SaaS Profit Estimator

Dieser Rechner schätzt den monatlichen Gewinn eines SaaS-Geschäfts aus wiederkehrendem Umsatz, variablen Bereitstellungskosten und fixen Betriebskosten. Damit lässt sich schnell erkennen, wie viel Ergebnis nach den unmittelbar mit Kunden verbundenen Kosten und dem laufenden Overhead verbleibt.
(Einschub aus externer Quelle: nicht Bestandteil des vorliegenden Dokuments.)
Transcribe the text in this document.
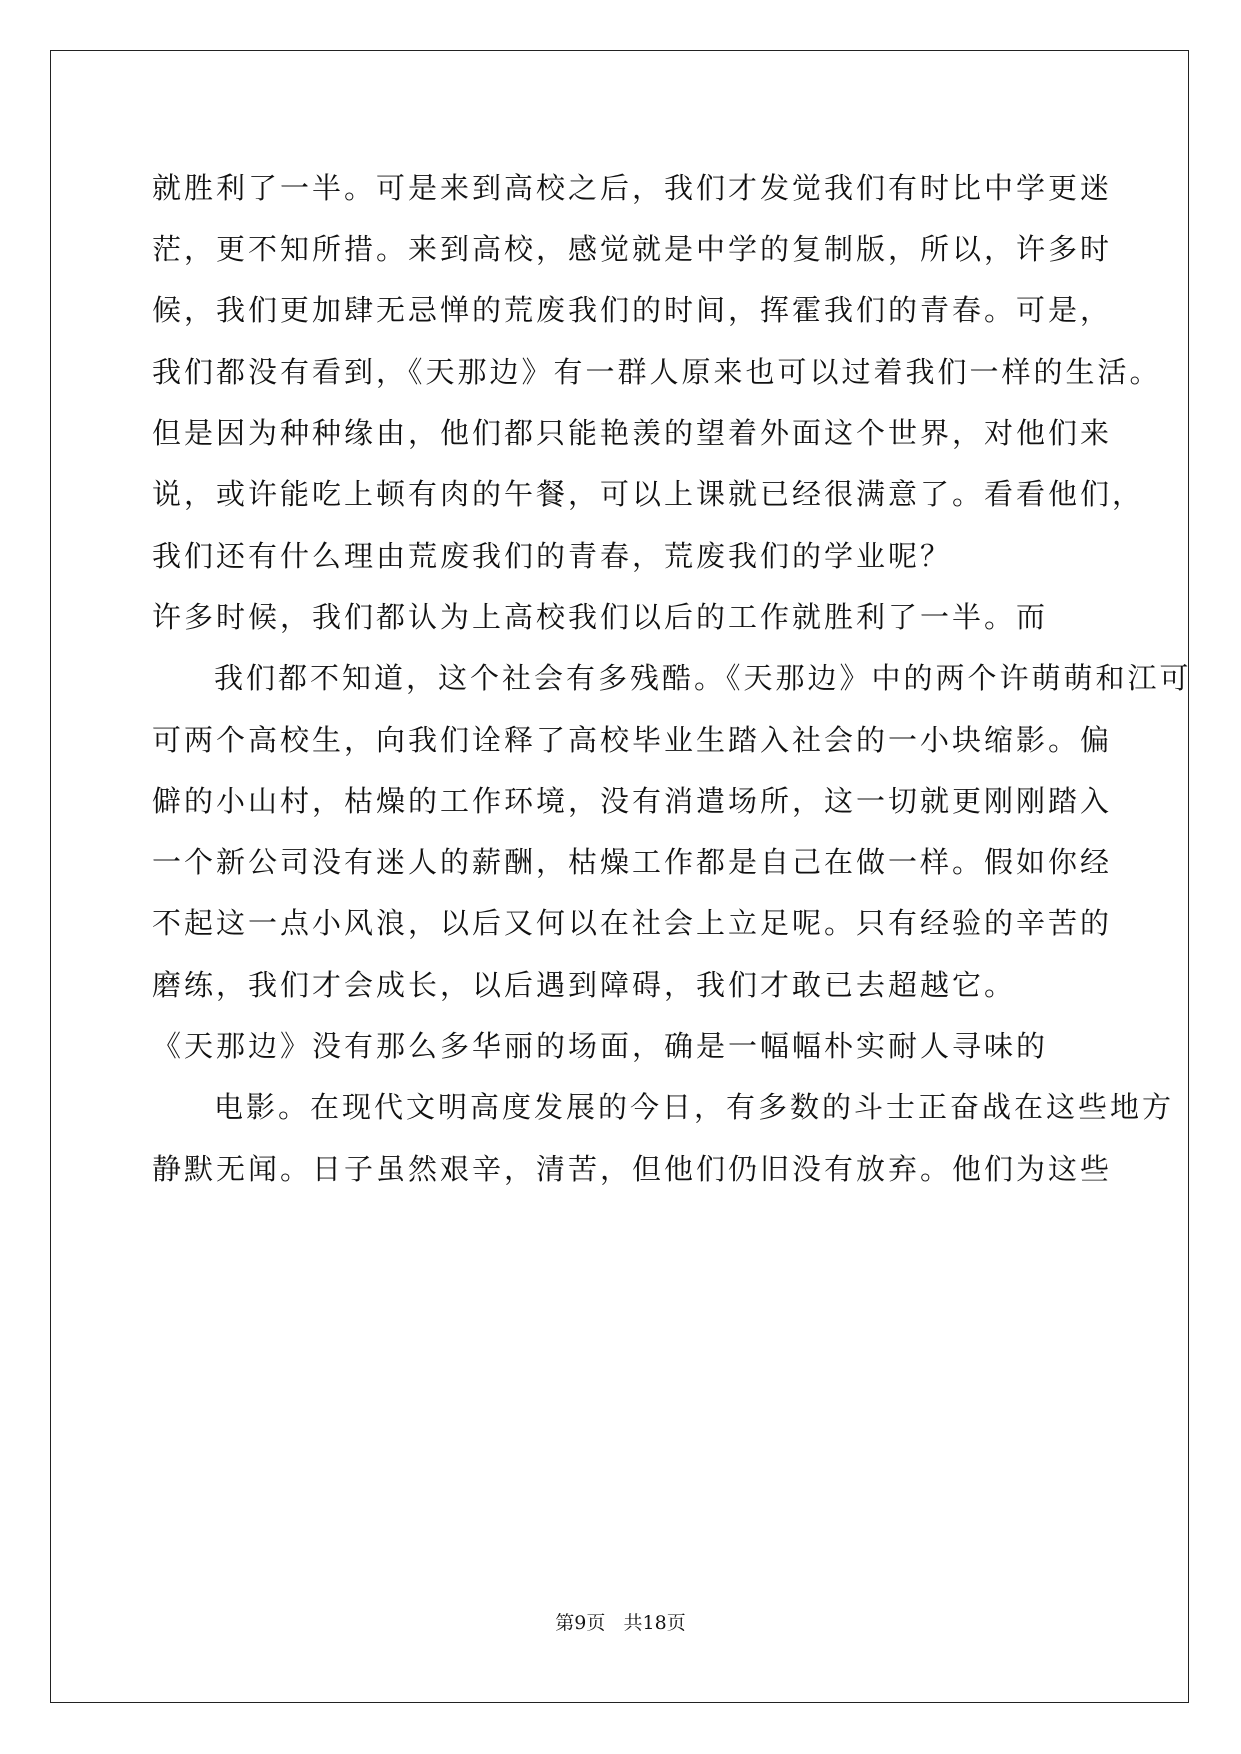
就胜利了一半。可是来到高校之后，我们才发觉我们有时比中学更迷
茫，更不知所措。来到高校，感觉就是中学的复制版，所以，许多时
候，我们更加肆无忌惮的荒废我们的时间，挥霍我们的青春。可是，
我们都没有看到，《天那边》有一群人原来也可以过着我们一样的生活。
但是因为种种缘由，他们都只能艳羡的望着外面这个世界，对他们来
说，或许能吃上顿有肉的午餐，可以上课就已经很满意了。看看他们，
我们还有什么理由荒废我们的青春，荒废我们的学业呢？
许多时候，我们都认为上高校我们以后的工作就胜利了一半。而
我们都不知道，这个社会有多残酷。《天那边》中的两个许萌萌和江可
可两个高校生，向我们诠释了高校毕业生踏入社会的一小块缩影。偏
僻的小山村，枯燥的工作环境，没有消遣场所，这一切就更刚刚踏入
一个新公司没有迷人的薪酬，枯燥工作都是自己在做一样。假如你经
不起这一点小风浪，以后又何以在社会上立足呢。只有经验的辛苦的
磨练，我们才会成长，以后遇到障碍，我们才敢已去超越它。
《天那边》没有那么多华丽的场面，确是一幅幅朴实耐人寻味的
电影。在现代文明高度发展的今日，有多数的斗士正奋战在这些地方
静默无闻。日子虽然艰辛，清苦，但他们仍旧没有放弃。他们为这些
第9页 共18页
Die Berechnung ist besonders nützlich für einfache Szenarien zu Wachstum, Hostingkosten und Team-Budget. Sie ist keine vollständige GuV und lässt Posten wie Steuern, Abschreibungen oder Finanzierungsaufwand nur dann einfließen, wenn Sie sie in den Kostenwerten berücksichtigen.

Eingaben

Ergebnis
Geschätzter Monatsgewinn
Hochgerechneter Jahresgewinn
Deckungsbeitrag vor Fixkosten
Gewinnmarge

1. MRR eintragen
Geben Sie den wiederkehrenden Monatsumsatz ohne einmalige Erlöse ein.

2. Variable Kosten ergänzen
Erfassen Sie kundenabhängige Kosten wie Hosting, Zahlungsgebühren oder nutzungsabhängige Dienste.

3. Fixkosten angeben
Fügen Sie Personal, Software, Miete und andere laufende Fixkosten hinzu.

4. Ergebnis prüfen
Bewerten Sie Gewinn und Marge gemeinsam, nicht nur den absoluten Betrag.

Monatsgewinn = MRR − variable Kosten − Fixkosten Gewinnmarge = Monatsgewinn ÷ MRR × 100

Was das Ergebnis bedeutet

Die Hauptzahl zeigt den geschätzten operativen Überschuss für einen Monat auf Basis der eingegebenen Werte.

Bei stark schwankendem Umsatz oder Einmalerlösen ist eine periodengerechte Betrachtung sinnvoll.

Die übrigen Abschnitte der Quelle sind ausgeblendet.